Nessun flashback che mostri il passato, nessun panorama asiatico o himalayano, ma i paesaggi toscani con la loro poesia, in un’immersione totale nella natura, lontani dal traffico e dalle tecnologie cittadine, in un ritorno alla semplicità.
Ed è nella semplicità che regista e produttore hanno voluto girare il film: la famiglia Terzani ha acconsentito che la storia venisse raccontata nella loro casa in Toscana, dove lo scrittore ha trascorso gli ultimi mesi di vita.
La linea drammatica è volutamente esile, intesa a rispecchiare la personalità di Terzani, che non vedeva nella morte alcun dramma, anzi voleva che i suoi familiari non piangessero e non ne facessero una tragedia.
L’intento è stato quello di realizzare un film diverso dal solito, ricco di testo e monologhi, ponendo in primo piano una struttura classica come lo è una persona che racconta e l’altra che ascolta, sempre meno visibile nella società di oggi. Al centro di tutto c’è un uomo che presto morirà e che vuole raccontare la sua vita, ma soprattutto ciò che ha compreso lungo il suo cammino, perché ne abbia beneficio non solo il figlio ma tutti coloro che leggeranno il libro.
Un tema che si è voluto sviluppare è stato l’aspetto conflittuale che Folco aveva con il padre. In famiglia era la figura dominante e a volte ingombrante, poteva essere difficile rapportarcisi.

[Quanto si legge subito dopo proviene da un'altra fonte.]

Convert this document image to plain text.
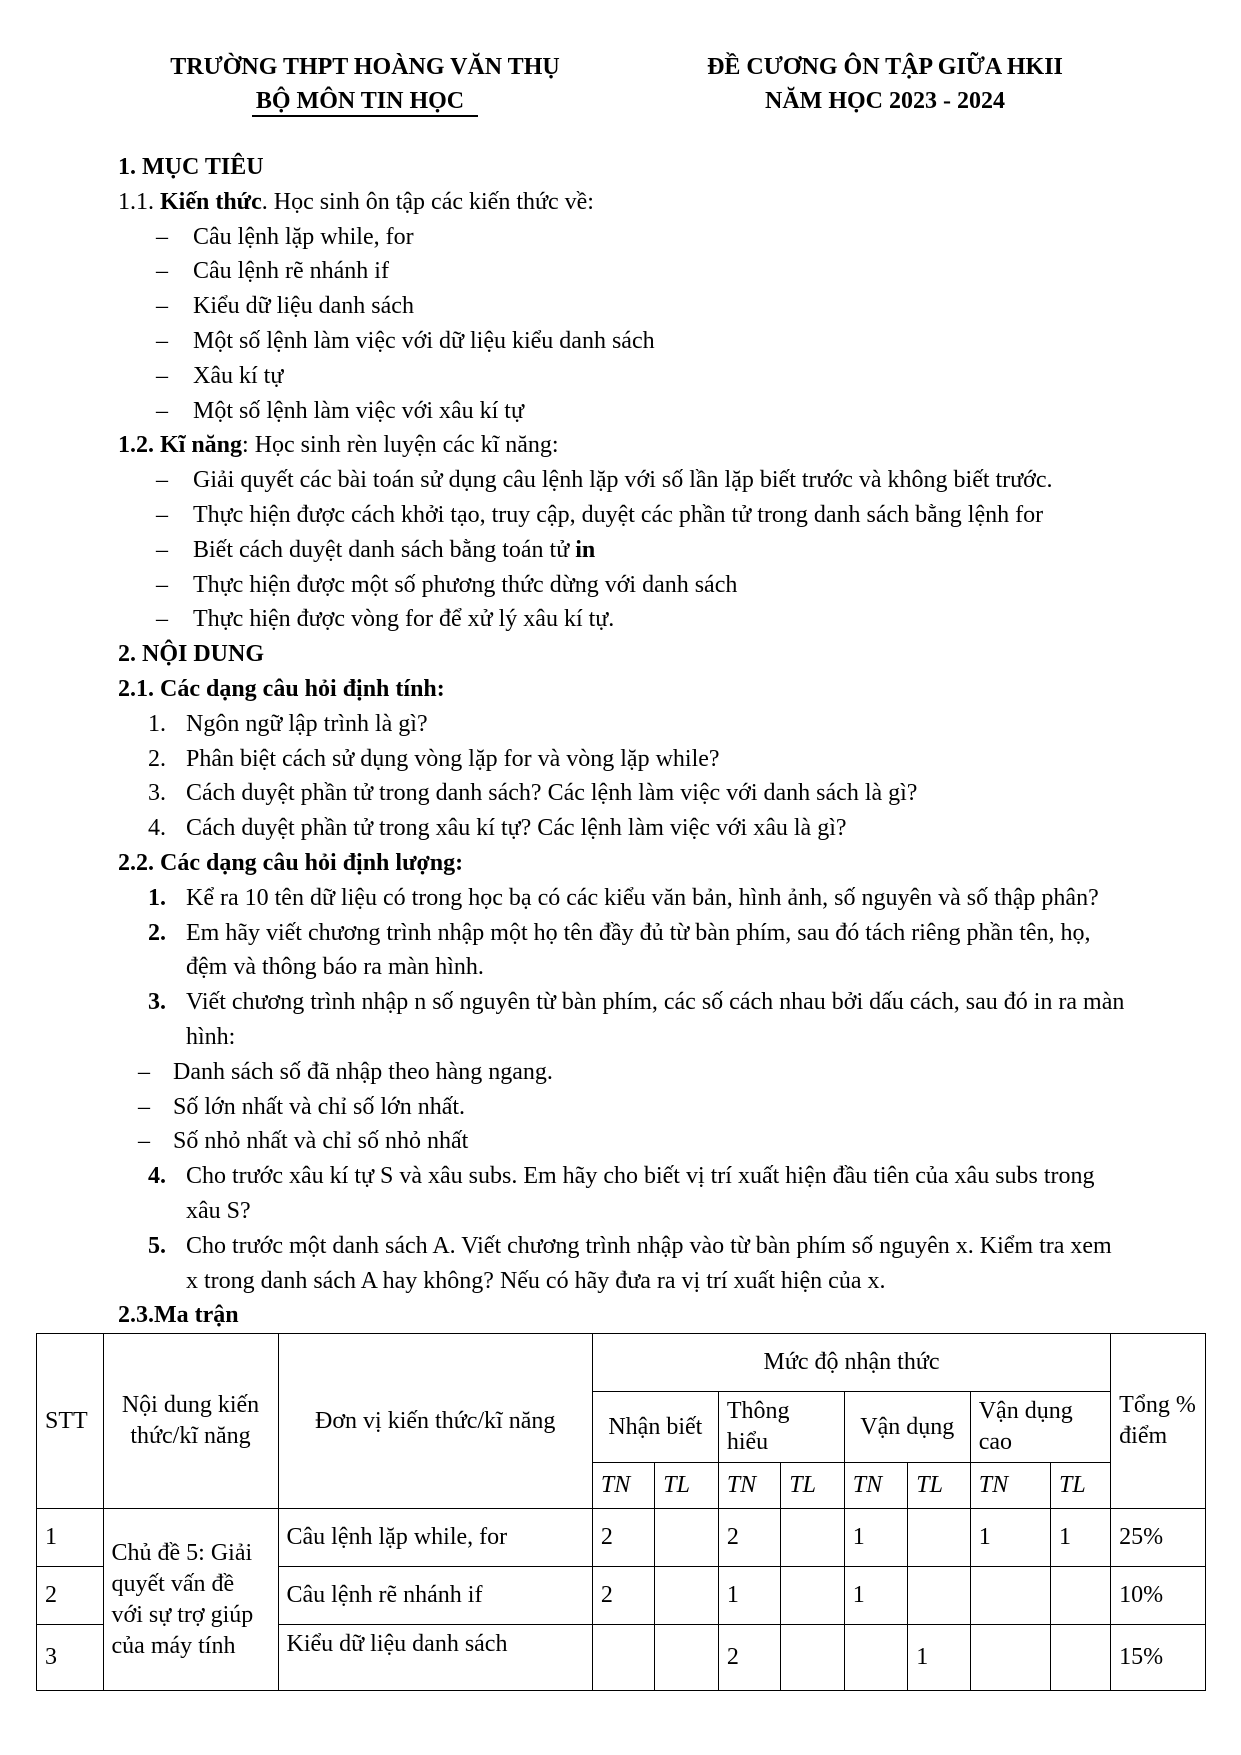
TRƯỜNG THPT HOÀNG VĂN THỤ
BỘ MÔN TIN HỌC
ĐỀ CƯƠNG ÔN TẬP GIỮA HKII
NĂM HỌC 2023 - 2024

1. MỤC TIÊU

1.1. Kiến thức. Học sinh ôn tập các kiến thức về:

– Câu lệnh lặp while, for
– Câu lệnh rẽ nhánh if
– Kiểu dữ liệu danh sách
– Một số lệnh làm việc với dữ liệu kiểu danh sách
– Xâu kí tự
– Một số lệnh làm việc với xâu kí tự

1.2. Kĩ năng: Học sinh rèn luyện các kĩ năng:

– Giải quyết các bài toán sử dụng câu lệnh lặp với số lần lặp biết trước và không biết trước.
– Thực hiện được cách khởi tạo, truy cập, duyệt các phần tử trong danh sách bằng lệnh for
– Biết cách duyệt danh sách bằng toán tử in
– Thực hiện được một số phương thức dừng với danh sách
– Thực hiện được vòng for để xử lý xâu kí tự.

2. NỘI DUNG

2.1. Các dạng câu hỏi định tính:

1. Ngôn ngữ lập trình là gì?
2. Phân biệt cách sử dụng vòng lặp for và vòng lặp while?
3. Cách duyệt phần tử trong danh sách? Các lệnh làm việc với danh sách là gì?
4. Cách duyệt phần tử trong xâu kí tự? Các lệnh làm việc với xâu là gì?

2.2. Các dạng câu hỏi định lượng:

1. Kể ra 10 tên dữ liệu có trong học bạ có các kiểu văn bản, hình ảnh, số nguyên và số thập phân?
2. Em hãy viết chương trình nhập một họ tên đầy đủ từ bàn phím, sau đó tách riêng phần tên, họ, đệm và thông báo ra màn hình.
3. Viết chương trình nhập n số nguyên từ bàn phím, các số cách nhau bởi dấu cách, sau đó in ra màn hình:
– Danh sách số đã nhập theo hàng ngang.
– Số lớn nhất và chỉ số lớn nhất.
– Số nhỏ nhất và chỉ số nhỏ nhất
4. Cho trước xâu kí tự S và xâu subs. Em hãy cho biết vị trí xuất hiện đầu tiên của xâu subs trong xâu S?
5. Cho trước một danh sách A. Viết chương trình nhập vào từ bàn phím số nguyên x. Kiểm tra xem x trong danh sách A hay không? Nếu có hãy đưa ra vị trí xuất hiện của x.

2.3.Ma trận

STT	Nội dung kiến thức/kĩ năng	Đơn vị kiến thức/kĩ năng	Mức độ nhận thức								Tổng % điểm
			Nhận biết		Thông hiểu		Vận dụng		Vận dụng cao		
			TN	TL	TN	TL	TN	TL	TN	TL	
1	Chủ đề 5: Giải quyết vấn đề với sự trợ giúp của máy tính	Câu lệnh lặp while, for	2		2		1		1	1	25%
2		Câu lệnh rẽ nhánh if	2		1		1				10%
3		Kiểu dữ liệu danh sách			2			1			15%
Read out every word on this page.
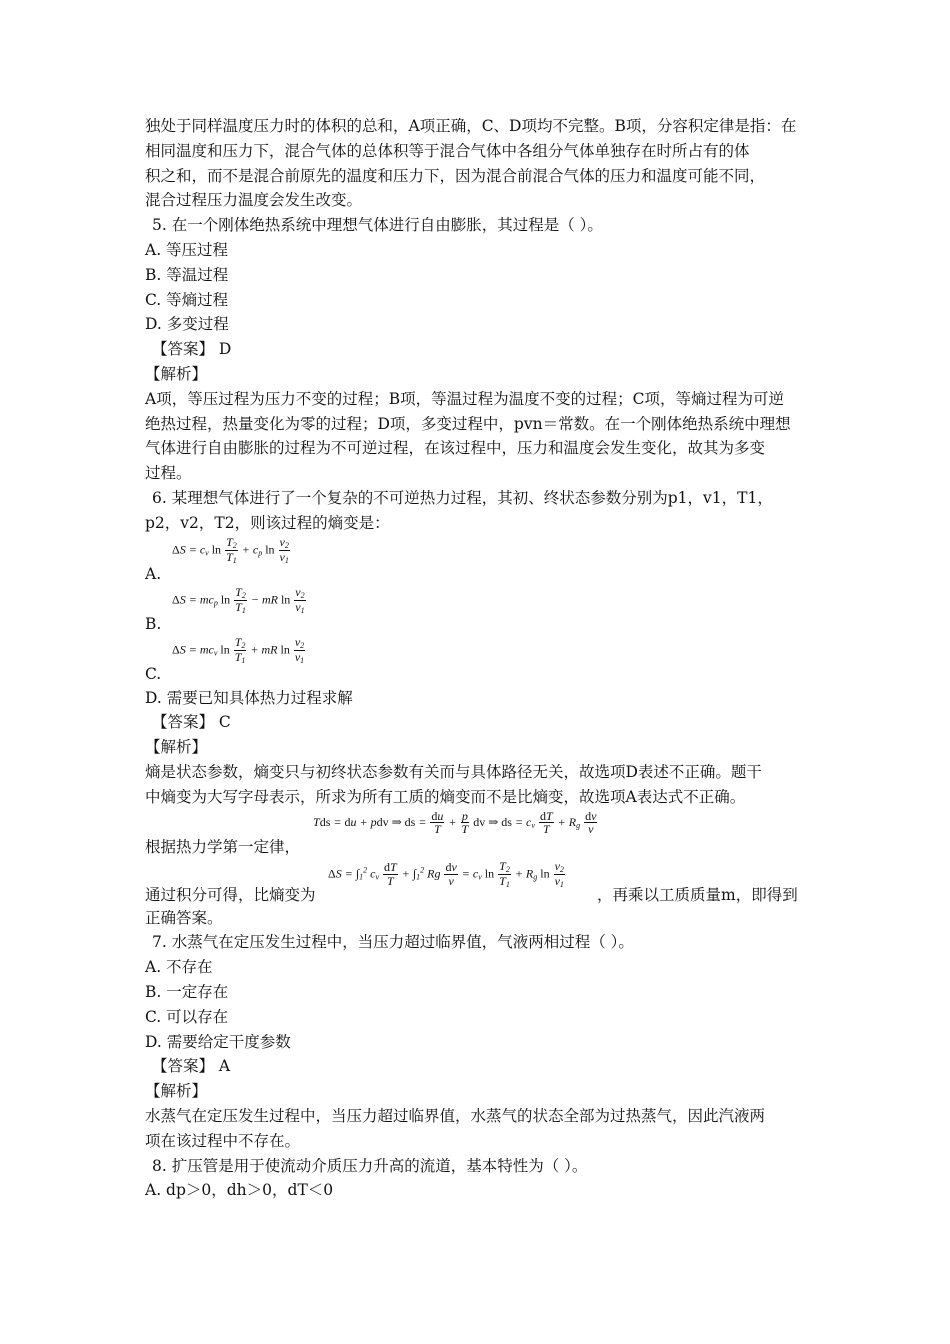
独处于同样温度压力时的体积的总和，A项正确，C、D项均不完整。B项，分容积定律是指：在
相同温度和压力下，混合气体的总体积等于混合气体中各组分气体单独存在时所占有的体
积之和，而不是混合前原先的温度和压力下，因为混合前混合气体的压力和温度可能不同，
混合过程压力温度会发生改变。
5. 在一个刚体绝热系统中理想气体进行自由膨胀，其过程是（ ）。
A. 等压过程
B. 等温过程
C. 等熵过程
D. 多变过程
【答案】 D
【解析】
A项，等压过程为压力不变的过程；B项，等温过程为温度不变的过程；C项，等熵过程为可逆
绝热过程，热量变化为零的过程；D项，多变过程中，pvn＝常数。在一个刚体绝热系统中理想
气体进行自由膨胀的过程为不可逆过程，在该过程中，压力和温度会发生变化，故其为多变
过程。
6. 某理想气体进行了一个复杂的不可逆热力过程，其初、终状态参数分别为p1，v1，T1，
p2，v2，T2，则该过程的熵变是：
A.
$\Delta S = c_v$ $\ln \frac{T_2}{T_1} + c_p$ $\ln \frac{v_2}{v_1}$
B.
$\Delta S = mc_p$ $\ln \frac{T_2}{T_1}$ − mR $\ln \frac{v_2}{v_1}$
C.
$\Delta S = mc_v$ $\ln \frac{T_2}{T_1}$ + mR $\ln \frac{v_2}{v_1}$
D. 需要已知具体热力过程求解
【答案】 C
【解析】
熵是状态参数，熵变只与初终状态参数有关而与具体路径无关，故选项D表述不正确。题干
中熵变为大写字母表示，所求为所有工质的熵变而不是比熵变，故选项A表达式不正确。
根据热力学第一定律，
Tds = du + pdv ⇒ ds = $\frac{du}{T} + \frac{p}{T}$ dv ⇒ ds = $c_v \frac{dT}{T} + R_g \frac{dv}{v}$
通过积分可得，比熵变为
$\Delta S = \int_1^2$ $c_v \frac{dT}{T} + \int_1^2$ Rg $\frac{dv}{v} = c_v$ $\ln \frac{T_2}{T_1} + R_g$ $\ln \frac{v_2}{v_1}$
，再乘以工质质量m，即得到
正确答案。
7. 水蒸气在定压发生过程中，当压力超过临界值，气液两相过程（ ）。
A. 不存在
B. 一定存在
C. 可以存在
D. 需要给定干度参数
【答案】 A
【解析】
水蒸气在定压发生过程中，当压力超过临界值，水蒸气的状态全部为过热蒸气，因此汽液两
项在该过程中不存在。
8. 扩压管是用于使流动介质压力升高的流道，基本特性为（ ）。
A. dp＞0，dh＞0，dT＜0
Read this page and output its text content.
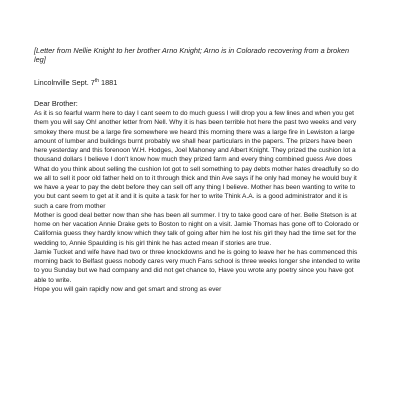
[Letter from Nellie Knight to her brother Arno Knight; Arno is in Colorado recovering from a broken leg]
Lincolnville Sept. 7th 1881
Dear Brother:

As it is so fearful warm here to day I cant seem to do much guess I will drop you a few lines and when you get them you will say Oh! another letter from Nell. Why it is has been terrible hot here the past two weeks and very smokey there must be a large fire somewhere we heard this morning there was a large fire in Lewiston a large amount of lumber and buildings burnt probably we shall hear particulars in the papers. The prizers have been here yesterday and this forenoon W.H. Hodges, Joel Mahoney and Albert Knight. They prized the cushion lot a thousand dollars I believe I don't know how much they prized farm and every thing combined guess Ave does

What do you think about selling the cushion lot got to sell something to pay debts mother hates dreadfully so do we all to sell it poor old father held on to it through thick and thin Ave says if he only had money he would buy it we have a year to pay the debt before they can sell off any thing I believe. Mother has been wanting to write to you but cant seem to get at it and it is quite a task for her to write Think A.A. is a good administrator and it is such a care from mother

Mother is good deal better now than she has been all summer. I try to take good care of her. Belle Stetson is at home on her vacation Annie Drake gets to Boston to night on a visit. Jamie Thomas has gone off to Colorado or California guess they hardly know which they talk of going after him he lost his girl they had the time set for the wedding to, Annie Spaulding is his girl think he has acted mean if stories are true.

Jamie Tucket and wife have had two or three knockdowns and he is going to leave her he has commenced this morning back to Belfast guess nobody cares very much Fans school is three weeks longer she intended to write to you Sunday but we had company and did not get chance to, Have you wrote any poetry since you have got able to write.

Hope you will gain rapidly now and get smart and strong as ever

Proprio per il grande uomo che era, aveva un’opinione su tutto.
Terzani era un uomo curioso, che amava viaggiare e conoscere culture sempre diverse, “un pellegrino pagato” lo ha definito il figlio. Aveva un modo tutto suo di vivere e divertirsi, in ogni viaggio comprava gli oggetti più disparati nei mercati, dove conosceva la gente semplice e così conosceva le varie culture.
Per ciò che riguarda l’aspetto tecnico, la fotografia ha conferito molta enfasi, dando spazio a immagini suggestive, che trasportano fuori dal tempo, per assecondare l’ascolto dello spettatore.
La figura di Folco rappresenta lo spettatore, entrambi ignari di ciò che sta per dire Tiziano ed entrambi in ascolto per un momento che sanno non tornerà più.
Il tema onnipresente del film è la morte e i realizzatori l’hanno voluta mostrare non come il nemico, ma come una parte della nostra vita: ciò che è ma che non si vuol vedere per paura.
Nel film, scritto da Folco Terzani e Ulrich Limmer, sono stati ricostruiti solo momenti autentici, lasciando un messaggio da cogliere: “la consapevolezza di morire senza essere disperati.
Tristi si, ma non disperati. Poter accettare la morte come qualcosa che è stabilito per noi” spiega il regista.
“La fine è il mio inizio” è un film intimo, dalle immagini suggestive e con un attore straordinario come Bruno Ganz, che ha plasmato su di sé Tiziano Terzani, in un’interpretazione intensa e commovente. In alcune sue parti è un po’ lento, venendo a mancare le sollecitazioni, ma nel complesso è un film che dà molto.